I am reading a paper for self study, and am trying to figure out how the authors can make the following claim. They claim the following statements are equivalent:
$$\frac{c{\sqrt{d_1+d_2}}-\sqrt{d_1}z_1 -\delta(d_2) \sqrt{P_0P_1}}{\sqrt{d_1+d_2}} = -z_{\beta}$$
and
$$(\delta^2p_1p_0)d_2^2 - d_2[(c+z_\beta)^2 -2\sqrt{d_1p_1p_0}z_1\delta] + d_1[z_1^2 - (c+z_{\beta})^2] =0$$
How do we rearrange the first equation so that it is a quadratic function of $d_2$? Any hints would be appreciated! I have tried multiplying both sides by $\sqrt{d_1+d_2}$ then squaring, and that didn't work. Somehow I need to multiply $z_\beta$ by $c$, and I can't see when in the derivation that needs to happen. Thank you!

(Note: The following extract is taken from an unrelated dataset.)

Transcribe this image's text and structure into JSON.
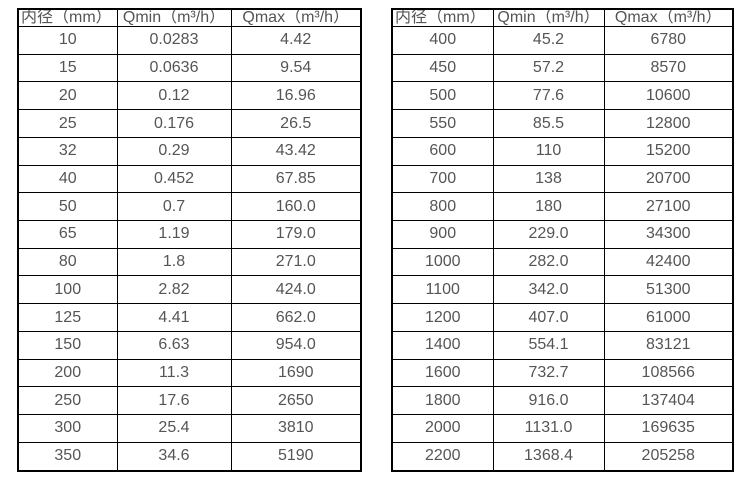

Here is the paper for reference.
At first glance, it seems that the difficulty lies in the combination of terms that contain $d_2$ and $\sqrt{d_1+d_2}$ in the numerator, because if you simply square the expression, the two factors will mix, and you won't be able to get rid of the square root over $\sqrt{d_1 + d_2}$ in the mix term. However, note that the denominator itself is $\sqrt{d_1+d_2}$, so you can split off the term $c\sqrt{d_1+d_2}$ in the numerator, and then the left hand side becomes, $$ \frac{c\sqrt{d_1+d_2} - z_1\sqrt{d_1} - d_2 \delta\sqrt{p_1p_0}}{\sqrt{d_1 + d_2}} = \frac{c\sqrt{d_1+d_2}}{\sqrt{d_1+d_2}} - \frac{z_1\sqrt{d_1}+d_2\delta\sqrt{p_1p_0}}{\sqrt{d_1+d_2}}\ . $$ This allows you to rearrange the equation into $$ \frac{z_1\sqrt{d_1} + d_2 \delta\sqrt{p_1p_0}}{\sqrt{d_1+d_2}} = c + z_\beta $$ and further into $$ z_1\sqrt{d_1} + d_2 \delta\sqrt{p_1p_0} = (c+z_\beta)\sqrt{d_1+d_2}\ . $$ Now you can square both sides and rearrange it into a quadratic equation in $d_2$.